My mother has been more open with me during the past couple days than ever. She’s been telling me about the plans for setting up quarantine zones and stopping the spread of the virus, essentially cancelling the apocalypse. Just a few weeks ago, she would have brushed all this off as confidential.
Jessica hasn’t let David out of her sight, though he claims he’s fine.  Even though little Rachel is too young to understand why we’re all so on edge, she knows that her brother is upset, and has been clinging to him all day. It makes me much less worried to know that his family is watching out for him.
10/7
We have finally reached Eden. It isn’t so much a picturesque garden as a military fort, but it’s safe. We were thoroughly examined before they even let us through the gates, until at last the doctors confirmed Mom’s theory that we hadn’t been exposed. Dad was taken to another medical building to get his injury properly treated. I saw another doctor promising Jessica that they offered grief counselling.
An armed man in a uniform led us to our new house, a four bedroom, built to house two families. Everything inside is mass produced and uniform, but I’m sure it will develop some character.
We were barely given time to set our bags down before we were herded into an administrative building. There we were given our schedules and grilled on the rules of the facility, which pretty much boiled down to “no one enters or leaves without authorization”, and “if you leave you will get infected and die”.
After hours of orientation, I finally had a chance to go down to the barn. Magnolia’s old Amish training had been put to use for the past few weeks, all the fields are plowed with horses rather than machines in order to save gas. She was out in a paddock with a few other draft horses, and came trotting up to the fence as soon as I called for her. I stayed at the barn visiting with Magnolia until the sun started to go down, then went to the cafeteria for dinner.
After getting my food, I found my parents at one of the long tables, sitting with David and Janet’s families. I was overjoyed to finally see my friend again, and couldn’t wait for her to meet David. He seemed a little better now, after meeting with one of the counselors for a while.

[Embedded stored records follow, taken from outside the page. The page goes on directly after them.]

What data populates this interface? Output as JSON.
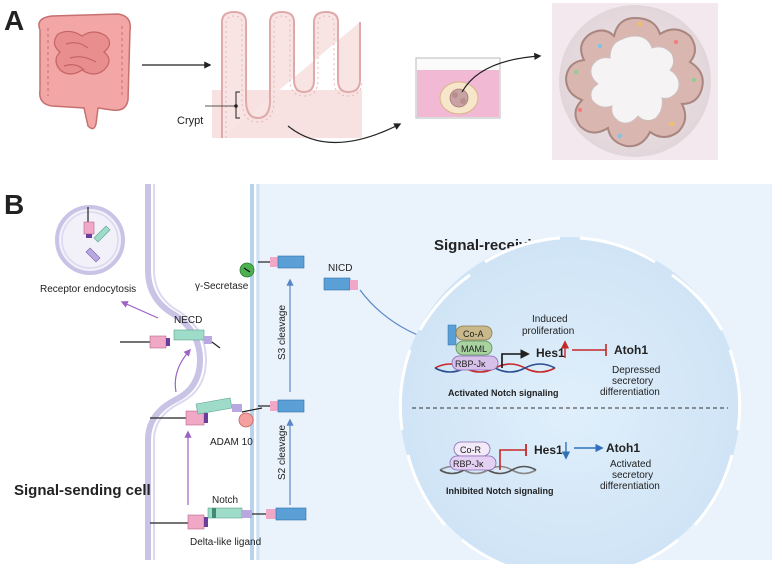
{
  "panel_a": {
    "letter": "A",
    "crypt_label": "Crypt"
  },
  "panel_b": {
    "letter": "B",
    "receiving_title": "Signal-receiving cell",
    "sending_title": "Signal-sending cell",
    "receptor_endocytosis": "Receptor endocytosis",
    "necd": "NECD",
    "gamma_secretase": "γ-Secretase",
    "adam10": "ADAM 10",
    "notch": "Notch",
    "delta_like": "Delta-like ligand",
    "s3_cleavage": "S3 cleavage",
    "s2_cleavage": "S2 cleavage",
    "nicd": "NICD",
    "activated": {
      "co_a": "Co-A",
      "maml": "MAML",
      "rbp": "RBP-Jκ",
      "hes1": "Hes1",
      "induced_1": "Induced",
      "induced_2": "proliferation",
      "atoh1": "Atoh1",
      "depressed_1": "Depressed",
      "depressed_2": "secretory",
      "depressed_3": "differentiation",
      "caption": "Activated Notch signaling"
    },
    "inhibited": {
      "co_r": "Co-R",
      "rbp": "RBP-Jκ",
      "hes1": "Hes1",
      "atoh1": "Atoh1",
      "activated_1": "Activated",
      "activated_2": "secretory",
      "activated_3": "differentiation",
      "caption": "Inhibited Notch signaling"
    }
  },
  "colors": {
    "hes1_red": "#c62828",
    "atoh1_red": "#d93a3a",
    "hes1_blue": "#2f72b8",
    "title_blue": "#2e5b86",
    "title_purple": "#6a3e9a",
    "arrow_purple": "#9b63c4",
    "arrow_blue": "#5a86c8"
  }
}
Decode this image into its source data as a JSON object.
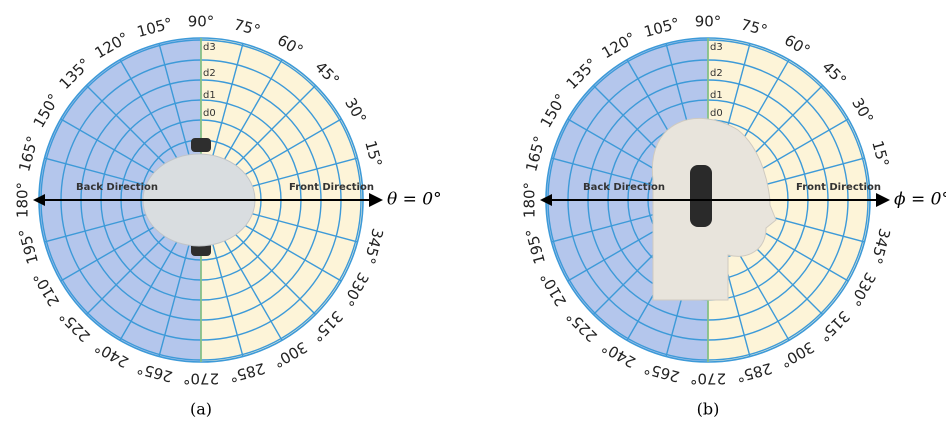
{
  "panels": [
    {
      "caption": "(a)",
      "axis_label": "θ = 0°",
      "back": "Back Direction",
      "front": "Front Direction",
      "rings": [
        "d0",
        "d1",
        "d2",
        "d3"
      ],
      "angles": [
        "90°",
        "105°",
        "120°",
        "135°",
        "150°",
        "165°",
        "180°",
        "195°",
        "210°",
        "225°",
        "240°",
        "265°",
        "270°",
        "285°",
        "300°",
        "315°",
        "330°",
        "345°",
        "15°",
        "30°",
        "45°",
        "60°",
        "75°"
      ]
    },
    {
      "caption": "(b)",
      "axis_label": "ϕ = 0°",
      "back": "Back Direction",
      "front": "Front Direction",
      "rings": [
        "d0",
        "d1",
        "d2",
        "d3"
      ],
      "angles": [
        "90°",
        "105°",
        "120°",
        "135°",
        "150°",
        "165°",
        "180°",
        "195°",
        "210°",
        "225°",
        "240°",
        "265°",
        "270°",
        "285°",
        "300°",
        "315°",
        "330°",
        "345°",
        "15°",
        "30°",
        "45°",
        "60°",
        "75°"
      ]
    }
  ]
}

We stayed in the cafeteria until they forced us to leave. Janet and I spent ages catching up, and while David stays quieter than the rest of us, he still seems happy to be here.
I felt more secure then, surrounded by my newfound family, than I have since we left home. The world outside is a shadow of it’s former self, but behind the walls of Eden, there is hope. In here, there is a future.


The author's comments:

This is a school project I did, which was inspired by the novels Station Eleven, and Life as We Knew It. The actual title that I turned it in as is just "Eden",  but that was too short to use for Teen Ink.